Mariluce Fernandes (*)
Embora o Brasil tenha se tornado um estado laico há 132 anos, os adeptos das crenças de matriz africana sofrem a maioria dos ataques de intolerância religiosa no País. Para falar sobre o assunto, o líder afrotradicional do Candomblé de Angola, Tata Ngunzetala (Francisco Aires Afonso Filho), foi entrevistado pela TV Povo Negro (parceria do Sindicato e com o Sinpro-DF), por ocasião do Dia Nacional de Combate à Intolerância Religiosa (21 de janeiro).
Desde 2007, a data lembra a necessidade de respeitar a liberdade religiosa, princípio fundamental garantido pelo artigo 5º da Constituição Federal brasileira. Tata Ngunzetala falou sobre a origem e características do candomblé até os dias atuais. Enfatizou que a intolerância a religiões de matriz africana é fruto de um sistema racista. E destacou a importância de as novas gerações valorizarem a ancestralidade.
“É preciso que, na sala de aula, quando se refere a africanos, não se fale os pretos, mas os povos africanos. Porque foram trazidos para cá indivíduos que tinham pertencimentos (povos específicos, línguas, nível hierárquico, tradições diferentes, como vestimenta, alimentação). Cada povo tinha uma cultura diferente. É fundamental respeitar isso”.
O líder afro ensinou: “Quando falamos de ancestralidade, estamos falando de vida eterna, que não tem nada a ver com salvação e condenação. Tem a ver com reconhecimento. Eu sou resultado de quem já veio antes de mim. Por isso que o mais velho é muito cuidado e respeitado. Se a tradição africana fosse a predominante hoje no Brasil, não teríamos idosos desrespeitados, abandonados. Não teríamos crianças abandonadas, porque o conceito africano é esse: que a criança é responsabilidade coletiva, e o mais velho é um bem coletivo no sentido de ser o futuro ancestral. Quanto mais velho, mais ele se aproxima da ancestralidade. Então, o mais velho de hoje é o mais próximo da ancestralidade”.
Em 2021, Ngunzetala foi vítima da intolerância da PM de Goiás, quando da caçada a Lázaro Barbosa, suspeito de matar uma família do DF. À época, a PMGO invadiu espaços sagrados e fotos desses locais foram divulgadas pelas autoridades como se fossem da casa de familiares do assassino. “Fizeram uma inquisição religiosa”, denunciou o líder afro, acrescentando que houve uma tentativa, por parte das forças policiais, de associar a religião ao crime e algo satânico.
Líder social, escritor, comunicador e produtor cultural, Tata Ngunzetala é graduado em Teologia pela Fateb (1994) e em Pedagogia pela UnB (2002).
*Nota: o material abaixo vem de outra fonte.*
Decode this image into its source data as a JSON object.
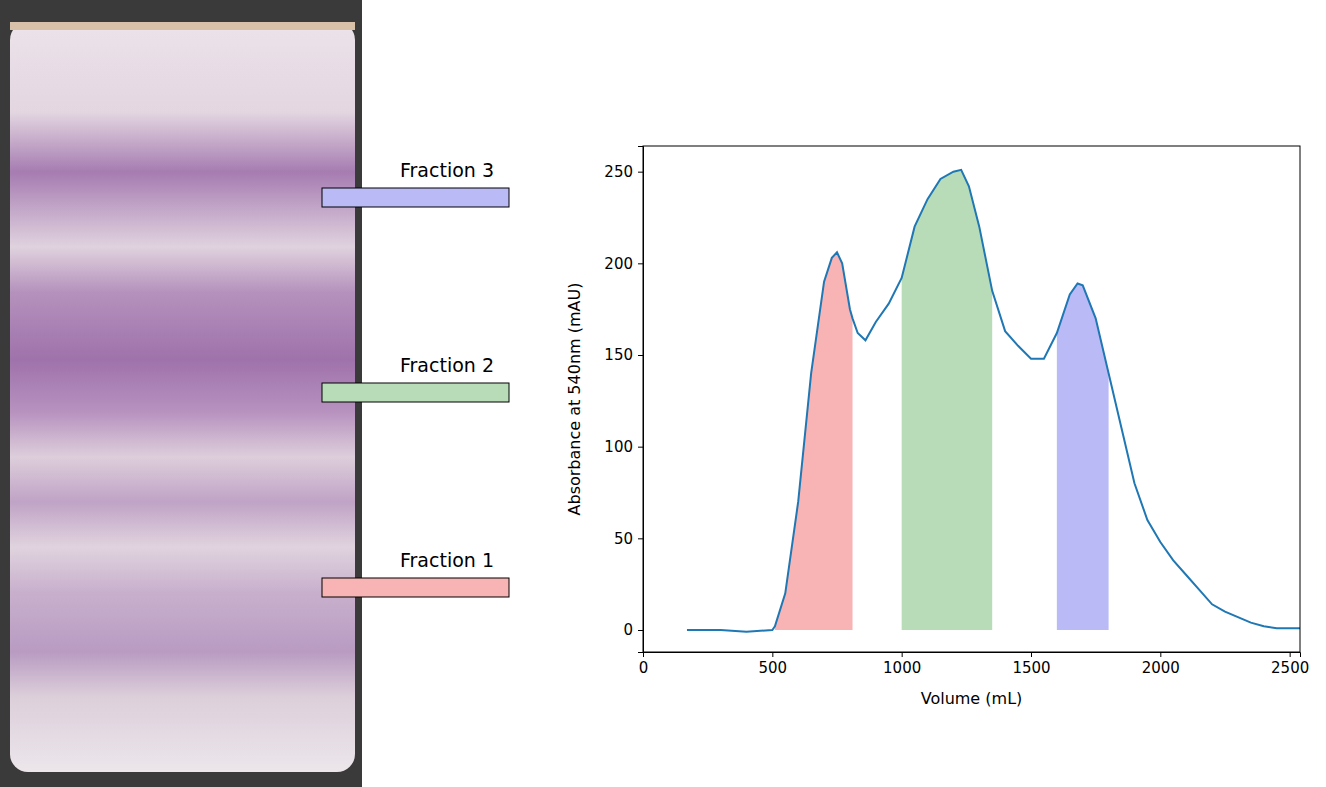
{
  "chart_data": {
    "type": "line",
    "x_label": "Volume (mL)",
    "y_label": "Absorbance at 540nm (mAU)",
    "xlim": [
      0,
      2540
    ],
    "ylim": [
      -12,
      264
    ],
    "xticks": [
      0,
      500,
      1000,
      1500,
      2000,
      2500
    ],
    "yticks": [
      0,
      50,
      100,
      150,
      200,
      250
    ],
    "grid": false,
    "x": [
      170,
      300,
      400,
      500,
      510,
      550,
      600,
      650,
      700,
      730,
      750,
      770,
      800,
      810,
      830,
      860,
      900,
      950,
      1000,
      1050,
      1100,
      1150,
      1200,
      1230,
      1260,
      1300,
      1350,
      1400,
      1450,
      1500,
      1550,
      1600,
      1650,
      1680,
      1700,
      1750,
      1800,
      1850,
      1900,
      1950,
      2000,
      2050,
      2100,
      2150,
      2200,
      2250,
      2300,
      2350,
      2400,
      2450,
      2500,
      2540
    ],
    "series": [
      {
        "color": "#1f77b4",
        "values": [
          0,
          0,
          -1,
          0,
          2,
          20,
          70,
          140,
          190,
          203,
          206,
          200,
          175,
          170,
          162,
          158,
          168,
          178,
          192,
          220,
          235,
          246,
          250,
          251,
          242,
          220,
          185,
          163,
          155,
          148,
          148,
          162,
          183,
          189,
          188,
          170,
          140,
          110,
          80,
          60,
          48,
          38,
          30,
          22,
          14,
          10,
          7,
          4,
          2,
          1,
          1,
          1
        ]
      }
    ],
    "fractions": [
      {
        "name": "Fraction 1",
        "color": "#f8b4b4",
        "x": [
          510,
          810
        ]
      },
      {
        "name": "Fraction 2",
        "color": "#b8dcb8",
        "x": [
          1000,
          1350
        ]
      },
      {
        "name": "Fraction 3",
        "color": "#babaf6",
        "x": [
          1600,
          1800
        ]
      }
    ]
  }
}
Ele atua na liderança dos Povos Tradicionais de Matriz Africana e preza pelo legado dos ensinamentos do candomblé. Sua contribuição comunitária é reconhecida pelo comprometimento com a preservação da cultura africana e das tradições dos povos originários.
Escalada da intolerância
É alarmante a escalada da intolerância religiosa no Brasil nos últimos cinco anos. O número de denúncias ao Disque 100 aumentou140,3%, saltando de 615 em 2018 para 1.418 em 2023. Os dados são do Ministério dos Direitos Humanos e da Cidadania.
De acordo o IBGE, as religiões de matriz africana, como a umbanda e o candomblé, estão entre as cinco mais seguidas no Brasil. São mais de um milhão de adeptos no País, enquanto os católicos praticantes representam a maioria (123 milhões), seguidos pelos evangélicos, com 113 milhões.
A punição para quem pratica crimes de intolerância religiosa foi fortalecida em janeiro de 2023. Se condenado, o réu pode cumprir até cinco anos de prisão, além de multa. A lei 14.532, que versa sobre o tema, equipara injúria racial ao racismo e protege a liberdade religiosa, tornando o crime imprescritível e inafiançável.